NCI: The National Computational Infrastructure (NCI) provides world-class, high-end computational, data intensive services to Australian researchers. Since its inception, NCI has been closely linked with the climate science community. It offers peak supercomputing, data intensive and cloud environments along with expert support for the modelling of climate change, earth systems science and national water management. NCI also manage a number of major national and international datasets; such as the Australian model contributions to CMIP5 and IPCC from ACCESS through the Australian node of the Earth Systems Grid Federation (ESGF); satellite and remote sensing data; and Australian Digital Elevation Model (DEM) are available to researchers at NCI.
NSW Office of Environment and Heritage: The Office of Environment and Heritage is the NSW Government’s lead climate change agency. It is responsible for:
- developing a climate change science program to enhance the operational programmes of the agency,
- facilitating and coordinating climate change science and information that assists diverse government programs,
- synthesising climate change science and art to inform the community.
Researchers from DECCW will be contributing to various programs within the Centre of Excellence.

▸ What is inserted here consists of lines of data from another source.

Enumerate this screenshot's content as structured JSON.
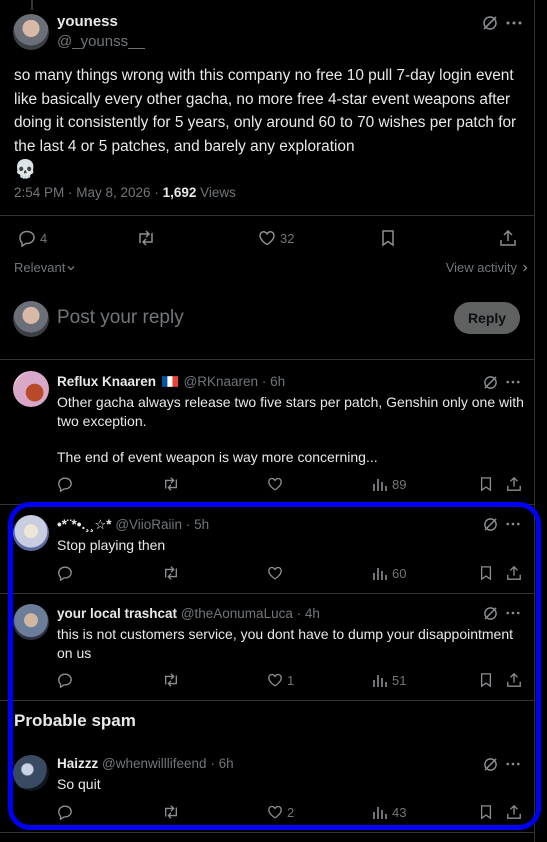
{
  "main_post": {
    "author": "youness",
    "handle": "@_younss__",
    "text": "so many things wrong with this company no free 10 pull 7-day login event like basically every other gacha, no more free 4-star event weapons after doing it consistently for 5 years, only around 60 to 70 wishes per patch for the last 4 or 5 patches, and barely any exploration",
    "emoji": "💀",
    "timestamp": "2:54 PM · May 8, 2026 · ",
    "views_count": "1,692",
    "views_label": " Views",
    "replies_count": "4",
    "likes_count": "32"
  },
  "filters": {
    "relevant_label": "Relevant",
    "view_activity_label": "View activity"
  },
  "compose": {
    "placeholder": "Post your reply",
    "reply_button": "Reply"
  },
  "replies": [
    {
      "author": "Reflux Knaaren",
      "handle": "@RKnaaren",
      "time": "6h",
      "text": "Other gacha always release two five stars per patch, Genshin only one with two exception.",
      "text2": "The end of event weapon is way more concerning...",
      "views": "89",
      "likes": "",
      "avatar_color": "#d9a7c7"
    },
    {
      "author": "•*¨*•.¸¸☆*",
      "handle": "@ViioRaiin",
      "time": "5h",
      "text": "Stop playing then",
      "views": "60",
      "likes": "",
      "avatar_color": "#c8cde0"
    },
    {
      "author": "your local trashcat",
      "handle": "@theAonumaLuca",
      "time": "4h",
      "text": "this is not customers service, you dont have to dump your disappointment on us",
      "views": "51",
      "likes": "1",
      "avatar_color": "#6c7d9a"
    }
  ],
  "spam_section": {
    "title": "Probable spam",
    "reply": {
      "author": "Haizzz",
      "handle": "@whenwilllifeend",
      "time": "6h",
      "text": "So quit",
      "views": "43",
      "likes": "2",
      "avatar_color": "#3a4a63"
    }
  },
  "colors": {
    "background": "#000000",
    "text": "#e7e9ea",
    "muted": "#71767b",
    "divider": "#2f3336",
    "highlight": "#0000f5"
  }
}
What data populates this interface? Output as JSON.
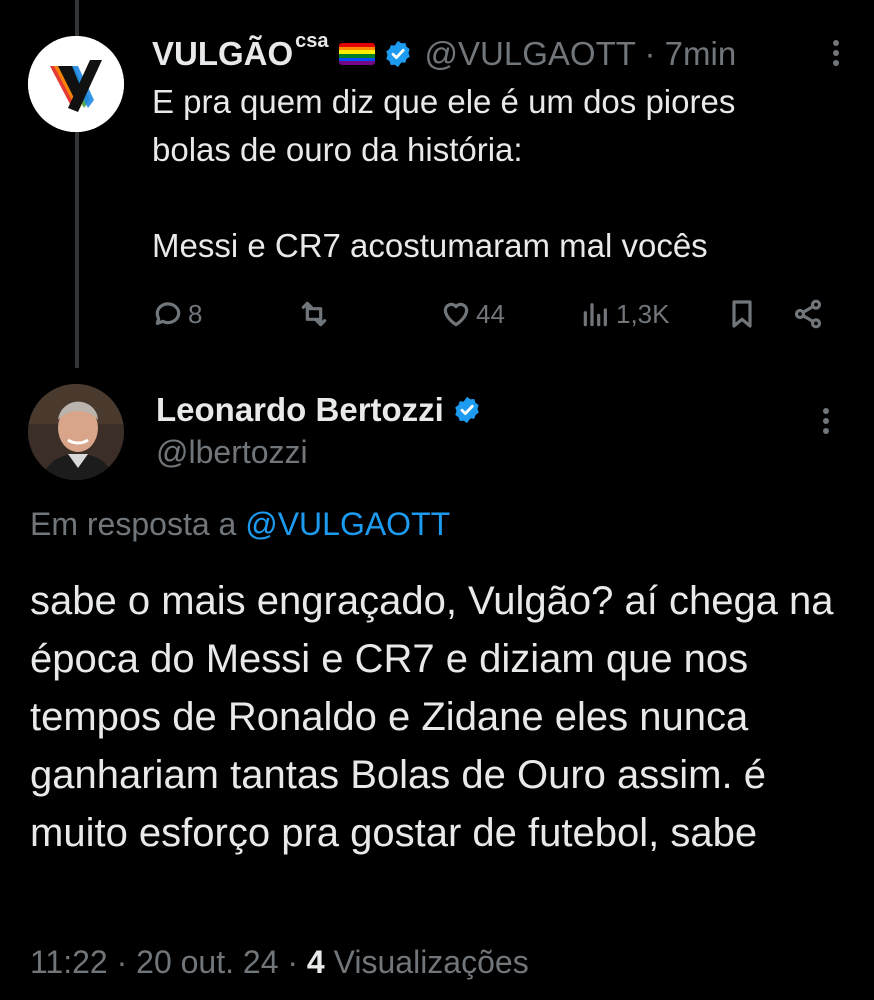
{
  "original_tweet": {
    "author_name": "VULGÃO",
    "author_name_suffix": "csa",
    "handle": "@VULGAOTT",
    "time": "7min",
    "separator": "·",
    "text": "E pra quem diz que ele é um dos piores\nbolas de ouro da história:\n\nMessi e CR7 acostumaram mal vocês",
    "actions": {
      "replies": "8",
      "reposts": "",
      "likes": "44",
      "views": "1,3K"
    }
  },
  "reply_tweet": {
    "author_name": "Leonardo Bertozzi",
    "handle": "@lbertozzi",
    "reply_prefix": "Em resposta a",
    "reply_to_handle": "@VULGAOTT",
    "text": "sabe o mais engraçado, Vulgão? aí chega na época do Messi e CR7 e diziam que nos tempos de Ronaldo e Zidane eles nunca ganhariam tantas Bolas de Ouro assim. é muito esforço pra gostar de futebol, sabe",
    "time": "11:22",
    "date": "20 out. 24",
    "views_count": "4",
    "views_label": "Visualizações",
    "separator": "·"
  },
  "colors": {
    "background": "#000000",
    "text": "#e7e9ea",
    "muted": "#71767b",
    "accent": "#1d9bf0",
    "thread_line": "#333639"
  },
  "icons": [
    "reply-icon",
    "repost-icon",
    "like-icon",
    "views-icon",
    "bookmark-icon",
    "share-icon",
    "verified-badge-icon",
    "more-icon",
    "rainbow-flag-icon"
  ]
}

Risk Frontiers: Established in 1994 in the early days of catastrophic loss modelling, Risk Frontiers is now the longest running natural hazards research centre in the country. It was formed after the insurance sector in Australia reached out to gauge interest in creating an independent research centre in natural hazards. Risk Frontiers is regarded as one of the most credible independent sources of risk knowledge, products and services in the natural disaster space across Asia Pacific, working with government and emergency management agencies, as well as supporting international efforts to help manage disaster risks and improve the safety of communities.
CNRS-IPSL: The Institut of Pierre Simon Laplace is an arm of CNRS and comprises nine laboratories with a research focus on the global environment. It includes a unit dedicated to climate modelling studies; a data centre that collects information on atmospheric chemistry, aerosols and clouds; atmospheric and ocean observation services; a group focused on regional and climate studies; and a space instrumentation unit.
ETH Zurich: ETH Zurich is one of the world’s leading universities and research institutions. It was founded by the Swiss Government as a national centre of excellence in STEM (Science, Technology, Engineering and Maths). Much of the Centre of Excellence’s collaboration activities are with the Institute of Atmospheric and Climate Science and the Land-Climate Dynamics Group in particular.
Max Planck Institute for Meteorology: The Max Planck Institute for Meteorology was established in 1975. Scientists at the Institute have a strong focus on climate modelling and measurement methods to explain the natural variability of the atmosphere, the oceans and the biosphere, and to assess the influence of land use changes, industrial development, urbanisation and other human influences.
NASA Goddard Space Flight Center (NASA GSFC): The Hydrological Sciences branch of NASA will be working with the Centre of Excellence. This branch is a world-leading group in the area of terrestrial modelling, particularly in semi arid regions. NASA will be providing a collaborative researcher and access to some of the key tools used by the hydrological branch.
NASA JPL: The Jet Propulsion Laboratory is a unique research facility that carries out robotic space and Earth science missions. The Centre of Excellence for Climate Extremes primarily works with The Centre for Climate Sciences, which fosters a multi-disciplinary approach by bringing together JPL research activities in key areas of climate science, linking oceanic, cryospheric, water and energy cycles and carbon cycle processes.
NOAA Geophysical Fluid Dynamics Laboratory (GFDL): The GFDL is a world leading research laboratory with more than 50 years of experience in climate science, including Ocean modelling. It provides the highest level of intellectual and technical support the use of the GFDL ocean model used as part of the Australian Community Climate and Earth System Simulator (ACESS). Key researchers from the laboratory will be collaborating with the Centre of Excellence with its world leading ocean model.
UK Met Office Hadley Centre: The Met Office is a world leader in climate prediction. The Office can provide access to the latest observational data on changing climate extremes. In addition, the Hadley Centre will collaborate with the Centre of Excellence across all four research programs.
University of Arizona: The University of Arizona is regarded as an international leader in terrestrial modelling particularly in semi arid regions. The University has opened its doors to collaboration with researchers with a particular expertise in the diagnostic evaluation of hydrological models.